Friday, September 16, 2011

Really, this change thing is just getting on my nerves now.

So, John the Realtor came over yesterday to look at the house. We talk on the phone from time to time and we get a postcard from him every quarter, but I have not actually laid eyes on him since we bought the house in 2002.

Before he arrived, Finn asked, "What's a realtor? What does he look like? "

"A realtor is a guy who sells real estate. He's a guy who sells houses. He is tall and he has white hair and he wears glasses. His name is John, too. Just like dad."

"Is he old?"

"No, he's not old at all."


Back in 2002, John was a trim white-haired fellow who drove a snazzy car and wore snazzy summer suits. (Aren't summer suits are the bee's knees?) I never got the impression he was much impressed with me. Perhaps because he witnessed a big yelling fit in his conference room when my John, let's call him Sweetie, decided (as we were putting in our offer) that he did not really like the house we were about to put a bid on. A house I had already fallen in love with.

John the Realtor did arrange a meeting between me and his friend Dr. Tong, the dean of students of the University of Arizona College of Pharmacy. I don't think it helped me get in or anything, since I didn't get in the first time I applied, but it was a nice way to use your community connections.

I was surprised and horrified when John called that morning. When the company handling our relocation said it would take care of everything, I didn't realize that included contacting John. When we talked, I told him, flat out, our house has not been cleaned since I got sick--which is three going on four years. And that I really don't have the energy to clean. Or the will. And, yes, he could come over and have a look at what we've done, but he had to promise not to call Child Protective Services on us.

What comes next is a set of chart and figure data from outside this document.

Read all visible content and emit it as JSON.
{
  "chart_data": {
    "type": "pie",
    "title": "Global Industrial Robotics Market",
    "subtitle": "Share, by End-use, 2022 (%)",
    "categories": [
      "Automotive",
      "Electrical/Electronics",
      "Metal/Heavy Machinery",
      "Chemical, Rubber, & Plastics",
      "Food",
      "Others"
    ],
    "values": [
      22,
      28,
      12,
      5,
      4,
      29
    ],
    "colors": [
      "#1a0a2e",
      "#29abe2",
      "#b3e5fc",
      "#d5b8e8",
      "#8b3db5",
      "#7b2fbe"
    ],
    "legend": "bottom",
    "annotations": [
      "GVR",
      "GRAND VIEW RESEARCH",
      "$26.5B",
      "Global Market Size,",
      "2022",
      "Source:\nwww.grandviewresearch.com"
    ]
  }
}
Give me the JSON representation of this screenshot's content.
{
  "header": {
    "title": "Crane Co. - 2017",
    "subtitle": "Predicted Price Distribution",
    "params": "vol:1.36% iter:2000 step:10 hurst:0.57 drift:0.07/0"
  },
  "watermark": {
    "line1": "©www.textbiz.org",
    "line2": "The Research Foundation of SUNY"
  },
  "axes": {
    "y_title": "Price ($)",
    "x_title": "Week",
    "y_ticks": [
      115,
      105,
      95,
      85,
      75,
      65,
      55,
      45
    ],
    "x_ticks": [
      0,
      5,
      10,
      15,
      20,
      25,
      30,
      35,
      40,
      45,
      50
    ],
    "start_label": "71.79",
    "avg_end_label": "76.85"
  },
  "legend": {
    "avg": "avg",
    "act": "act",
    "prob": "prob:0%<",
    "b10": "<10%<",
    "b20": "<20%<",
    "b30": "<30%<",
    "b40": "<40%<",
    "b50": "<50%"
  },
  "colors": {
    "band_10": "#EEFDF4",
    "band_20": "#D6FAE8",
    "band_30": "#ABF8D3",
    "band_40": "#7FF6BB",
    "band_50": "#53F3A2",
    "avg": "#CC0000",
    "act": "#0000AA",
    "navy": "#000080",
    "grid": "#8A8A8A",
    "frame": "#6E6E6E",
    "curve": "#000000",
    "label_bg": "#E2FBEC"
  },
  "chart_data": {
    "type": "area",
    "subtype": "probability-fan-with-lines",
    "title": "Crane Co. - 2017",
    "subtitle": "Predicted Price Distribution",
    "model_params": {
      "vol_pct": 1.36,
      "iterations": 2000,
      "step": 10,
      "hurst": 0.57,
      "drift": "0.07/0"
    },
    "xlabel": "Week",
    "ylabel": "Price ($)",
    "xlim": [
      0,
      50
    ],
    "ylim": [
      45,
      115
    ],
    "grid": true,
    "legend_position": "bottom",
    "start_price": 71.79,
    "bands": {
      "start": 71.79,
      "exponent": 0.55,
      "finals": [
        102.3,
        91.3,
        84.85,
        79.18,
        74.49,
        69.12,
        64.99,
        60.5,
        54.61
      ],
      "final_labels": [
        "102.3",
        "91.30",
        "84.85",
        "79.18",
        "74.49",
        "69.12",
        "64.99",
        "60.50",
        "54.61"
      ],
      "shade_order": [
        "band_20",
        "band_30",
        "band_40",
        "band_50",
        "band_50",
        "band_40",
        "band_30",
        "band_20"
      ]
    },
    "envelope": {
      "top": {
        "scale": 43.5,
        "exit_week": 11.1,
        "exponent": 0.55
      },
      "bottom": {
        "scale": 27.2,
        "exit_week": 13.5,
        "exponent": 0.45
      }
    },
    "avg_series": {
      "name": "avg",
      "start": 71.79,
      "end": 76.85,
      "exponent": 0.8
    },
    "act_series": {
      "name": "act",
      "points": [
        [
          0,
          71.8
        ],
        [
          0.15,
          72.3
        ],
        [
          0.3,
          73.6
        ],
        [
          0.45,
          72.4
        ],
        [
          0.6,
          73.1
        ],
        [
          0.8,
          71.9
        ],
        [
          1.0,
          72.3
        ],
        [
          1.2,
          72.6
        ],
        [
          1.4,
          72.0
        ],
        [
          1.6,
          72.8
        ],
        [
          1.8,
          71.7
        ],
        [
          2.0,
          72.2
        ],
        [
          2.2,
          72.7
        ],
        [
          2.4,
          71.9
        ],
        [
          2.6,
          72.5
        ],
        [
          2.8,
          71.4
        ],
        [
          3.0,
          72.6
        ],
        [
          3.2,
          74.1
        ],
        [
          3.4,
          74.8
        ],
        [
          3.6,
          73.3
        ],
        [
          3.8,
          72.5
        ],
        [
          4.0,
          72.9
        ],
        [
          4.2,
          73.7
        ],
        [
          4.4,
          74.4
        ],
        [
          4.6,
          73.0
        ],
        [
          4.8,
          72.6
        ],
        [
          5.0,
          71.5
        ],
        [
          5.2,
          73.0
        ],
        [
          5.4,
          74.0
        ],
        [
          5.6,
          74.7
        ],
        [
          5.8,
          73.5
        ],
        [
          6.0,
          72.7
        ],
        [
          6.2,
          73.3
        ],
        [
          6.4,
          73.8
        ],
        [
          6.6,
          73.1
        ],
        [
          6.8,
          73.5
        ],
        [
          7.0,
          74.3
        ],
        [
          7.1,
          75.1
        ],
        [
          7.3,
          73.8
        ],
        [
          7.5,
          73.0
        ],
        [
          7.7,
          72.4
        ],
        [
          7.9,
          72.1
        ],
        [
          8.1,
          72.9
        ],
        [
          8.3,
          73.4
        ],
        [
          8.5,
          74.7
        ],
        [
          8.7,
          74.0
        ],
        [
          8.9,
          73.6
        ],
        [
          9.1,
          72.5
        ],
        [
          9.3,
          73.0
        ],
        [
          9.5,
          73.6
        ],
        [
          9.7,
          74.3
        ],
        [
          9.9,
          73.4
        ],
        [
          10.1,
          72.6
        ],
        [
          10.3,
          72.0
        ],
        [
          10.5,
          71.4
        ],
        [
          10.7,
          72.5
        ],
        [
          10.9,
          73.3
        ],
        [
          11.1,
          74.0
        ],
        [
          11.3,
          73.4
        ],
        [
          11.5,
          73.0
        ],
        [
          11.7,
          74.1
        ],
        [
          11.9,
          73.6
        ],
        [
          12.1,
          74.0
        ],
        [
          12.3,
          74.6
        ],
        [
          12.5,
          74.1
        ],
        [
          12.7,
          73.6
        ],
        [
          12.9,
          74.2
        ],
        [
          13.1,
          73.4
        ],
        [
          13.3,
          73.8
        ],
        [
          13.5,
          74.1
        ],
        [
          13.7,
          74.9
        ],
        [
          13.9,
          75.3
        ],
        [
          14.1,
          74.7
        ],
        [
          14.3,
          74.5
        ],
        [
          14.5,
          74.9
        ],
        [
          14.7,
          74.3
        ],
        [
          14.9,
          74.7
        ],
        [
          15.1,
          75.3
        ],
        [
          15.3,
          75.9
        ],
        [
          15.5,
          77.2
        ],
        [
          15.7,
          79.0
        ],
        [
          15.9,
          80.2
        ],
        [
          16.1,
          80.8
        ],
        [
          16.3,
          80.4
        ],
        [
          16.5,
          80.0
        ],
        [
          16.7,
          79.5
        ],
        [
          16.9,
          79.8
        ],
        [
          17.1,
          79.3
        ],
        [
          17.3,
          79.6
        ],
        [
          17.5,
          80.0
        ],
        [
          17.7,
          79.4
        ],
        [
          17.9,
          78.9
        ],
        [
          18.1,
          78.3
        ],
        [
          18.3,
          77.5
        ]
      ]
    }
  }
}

So, I got to work. Sweat was dripping off my chin and the dogs were hiding in the front bedroom, but  you couldn't even tell I'd done anything. And I had to stop in the middle to go get the boy because Finn gets out at noon all week so teachers can have parent conferences. 

At 3 p.m., there was a knock at the door and I opened it to find a slouching, skinny old man with a pot belly standing on my porch wearing a blue golf shirt and Sans-A-Belt pants. His eyes were hooded and he spoke very quietly. "Hello, Julia!"

John the Realtor had aged. And lost his style. He shuffled into the house. Now I really felt terrible about the house because I couldn't offer him a seat. Finn was dominating the couch and I worried that he couldn't make it into or out of one of our low easy chairs. And...wait, was he trembling? The heat here sometimes makes me quiver, but it wasn't that hot.

Because I'm Southern and not yet old enough to speak my mind, I did not say, "My God John. What the hell is the matter with you?" I said, "John! Thanks for coming!" And I started showing him the various improvements we'd made to the house--air conditioning, hardwood floors, tile in the bathrooms--and the various...non-improvements--chipped paint on the woodwork, a vent cover duct-taped to the wall, a DIY kitchen floor that is coming up.

Every step he took make me feel worse about the house. He seemed unable to step over or around the piles of laundry that the dogs use as beds. I wanted to take him by the elbow. Finally, we stopped the tour and chatted.

"I have Parkinson's now," he said. "That's why my voice gets quiet, and I can't walk very easily and sometimes I forget stuff."

Well, that beats the hell out of heart failure. He's still getting out every day working his tail off the way most realtors do. And, it's another example of change knocking me for loop.

2 comments:

  1. I know! He totally sucked the wind out of my "I can't clean the house because I have heart failure" argument!